Cet amour-là

"Elle dit: non, ne pleurez pas, ce n'est pas triste, en rien, en aucun cas. Il s'agit de vous et de pas vous, oubliez votre personne, ça n'a aucune importance. Il ne faut pas se prendre pour un héros. Vous êtes rien. C'est ce qui me plaît. Restez comme ça. Ne changez pas. Restez. On va lire ensemble."

Yann Andréa

Jimmy



Jimmy avec ses yeux noirs comme deux bonbons au réglisse qui tombent de ses orbites, suspendus au fil capricieux et fragile de leur vie. Jimmy dont maman dit qu'il est le troisième de sa lignée, que je devrais comprendre à mon âge. Jimmy l'éternel sauveur de mes nuits. Jimmy, sa peau est tellement rugueuse à l'usure que je ne connais rien de si doux. Jimmy pue, mais bien moins que papa. Jimmy ne dit pas non et Jimmy aime bien les lits chauds, les soupirs sur l'oreiller.

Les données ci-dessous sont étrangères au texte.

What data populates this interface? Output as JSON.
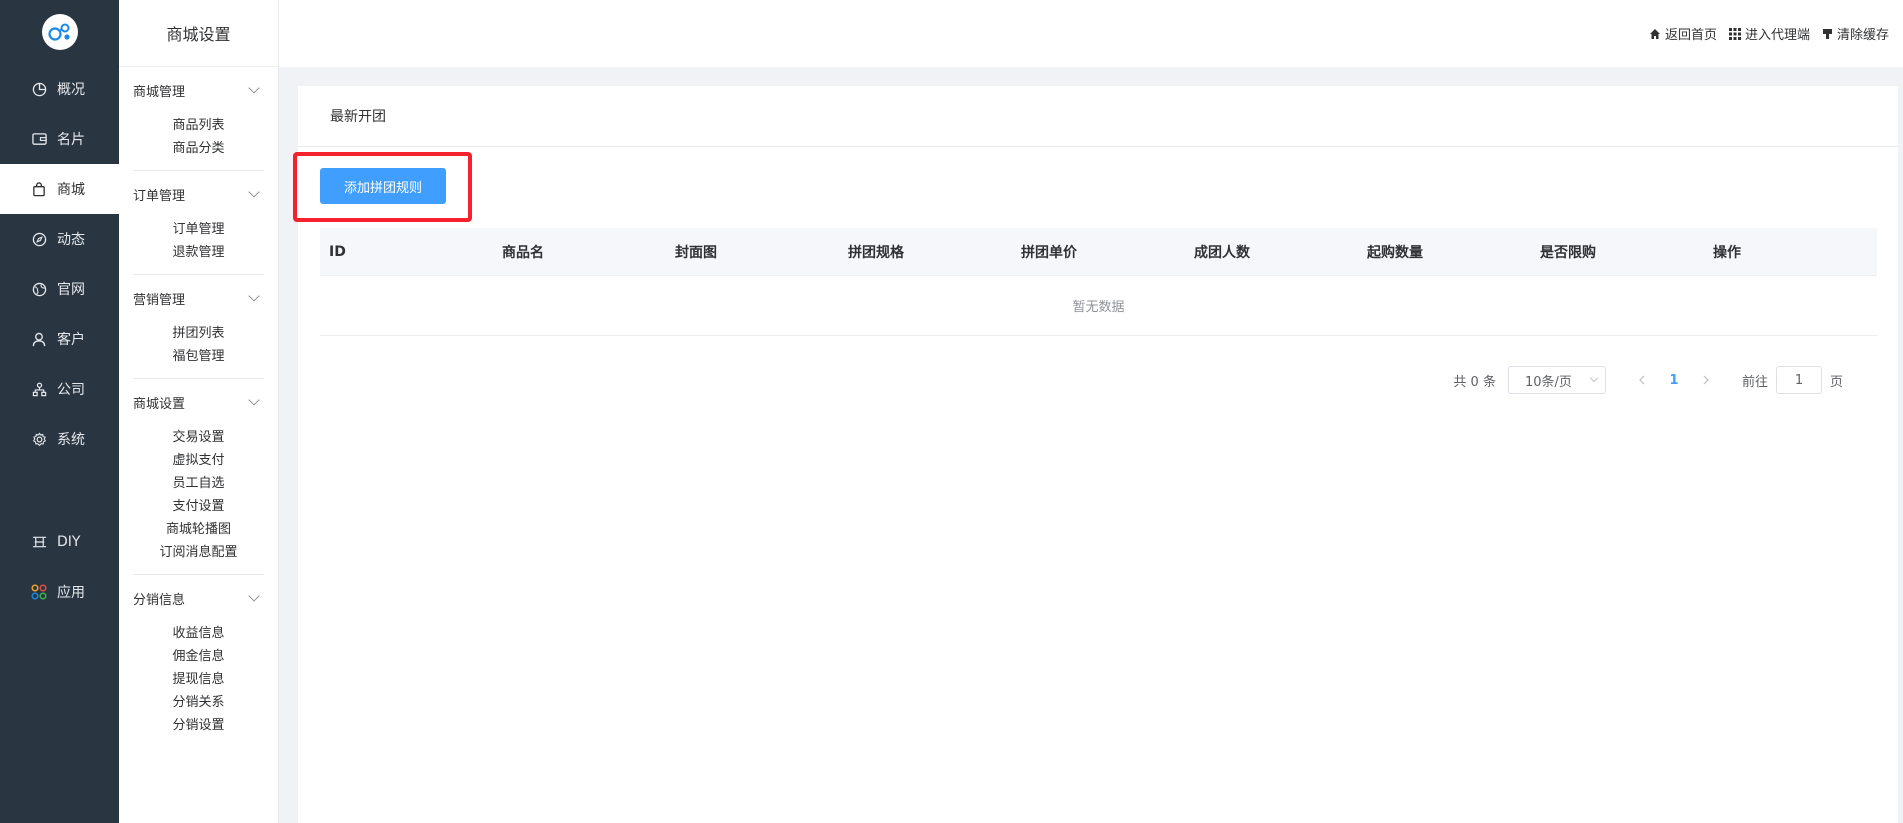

Jimmy n'a jamais eu peur de la morve et des visages rougis. Jimmy qui se défigure pour n'être qu'à moi. Jimmy qui a toujours le mot qu'il faut, quand il faut. Jimmy qu'il faudra laisser, oublier, abandonner dans un carton pour qu'il y ait une chose, sur terre, qui pue plus que papa. Jimmy qui saura laisser la mousse dégueuler et la poussière tomber pour qu'on nous croit séparés. Jimmy qui croit tellement aux mots qu'il n'en a jamais prononcés. Jimmy qui habite les souvenirs qui devraient ne pas en être. Jimmy dont l'image remplace les verres brisés et les batailles perdues qui ont le goût de fin de guerres. Jimmy qui dit illusion perdue pour dénoncer la connerie humaine. Jimmy qui n'a jamais cru aux enfants sages et aux gestes préservés.


Jimmy, ma vie.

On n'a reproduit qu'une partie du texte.